The bulk of the plot is fine, but I didn’t stick with it long enough to get the details looking the way I like. The tick marks and major grid lines are too thick, and I’d rather not have the minor grid lines at all. I don’t understand why R created them without any associated ticks. In any event, here’s my amateurish R code:

 1:  #!/usr/bin/env Rscript
 2:  
 3:  library(tidyverse)
 4:  
 5:  # Import the data, including only the Season and Total columns.
 6:  df = read_csv('area.csv', col_select=c(1, 14), show_col_types=FALSE)
 7:  
 8:  # Retain rows since 1932 and when the Total isn't missing.
 9:  df <- filter(df, Season >= 1932, !is.na(Total))
10:  
11:  # Plot the raw and smoothed data using the bw theme.
12:  p1 <- ggplot(data=df, mapping=aes(x=Season, y=Total)) +
13:        theme_bw() +
14:        geom_line(color='#bbbbbb', linetype='dashed', linewidth=.25) +
15:        geom_point(size=.5) +
16:        geom_smooth(method='loess', se=FALSE, span=.4, linewidth=.75, color='blue')
17:  
18:  # Set the scale and tick spacing.
19:  p2 <- p1 +
20:        scale_x_continuous(name=NULL, limits=c(1930, 2025), expand=0,
21:          breaks=seq(1930, 2020, 10)) +
22:        scale_y_continuous(name=NULL, limits=c(0, 100), expand=0,
23:          breaks=seq(0, 100, 10))
24:  
25:  # Set the title.
26:  p3 <- p2 +
27:        ggtitle('Chicago area snowfall (inches)') +
28:        theme(plot.title=element_text(size=10, hjust=.5))
29:  
30:  # Save it as a PNG file.
31:  ggsave('20251109-Chicago snowfall ggplot.png', p3,
32:          width=1200, height=1200, units='px')

I do like R’s layering approach of adding features to a plot step by step. And it’s cool that I can add a smoothing line without explicitly creating smoothed data series first. I’m not sure of the internals of R’s loess algorithm, other than it’s clearly not the same as the lowess function I used in the Python script. I had to use different parameters to get a curve that looked similar.

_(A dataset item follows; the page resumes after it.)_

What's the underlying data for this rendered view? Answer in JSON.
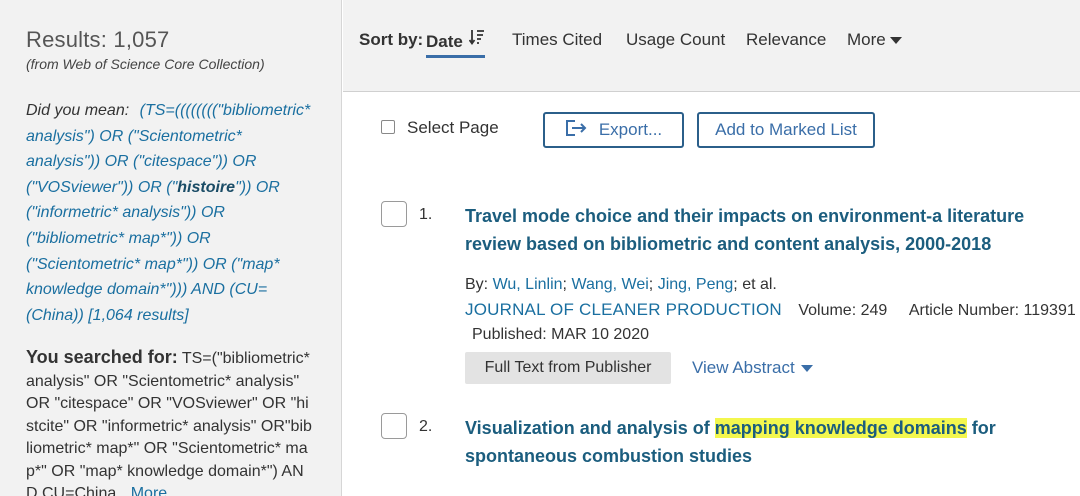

One thing I found absolutely infuriating was the need to add the expand=0 parameter to Lines 20 and 22. To me, when I set the limits on an axis, the plotting software should not extend that axis by an extra 5% or so by default. It should just do what I tell it to do and nothing more.

Anyway, I found the R approach to plotting interesting enough to give it another try the next time a problem like this comes up. I really should crack open Kieran Healy’s book, which Amazon says I bought nearly seven years ago. I have more time now.


  1. The NOW part is one of those annoying acronyms of an acronym: NOAA Online Weather.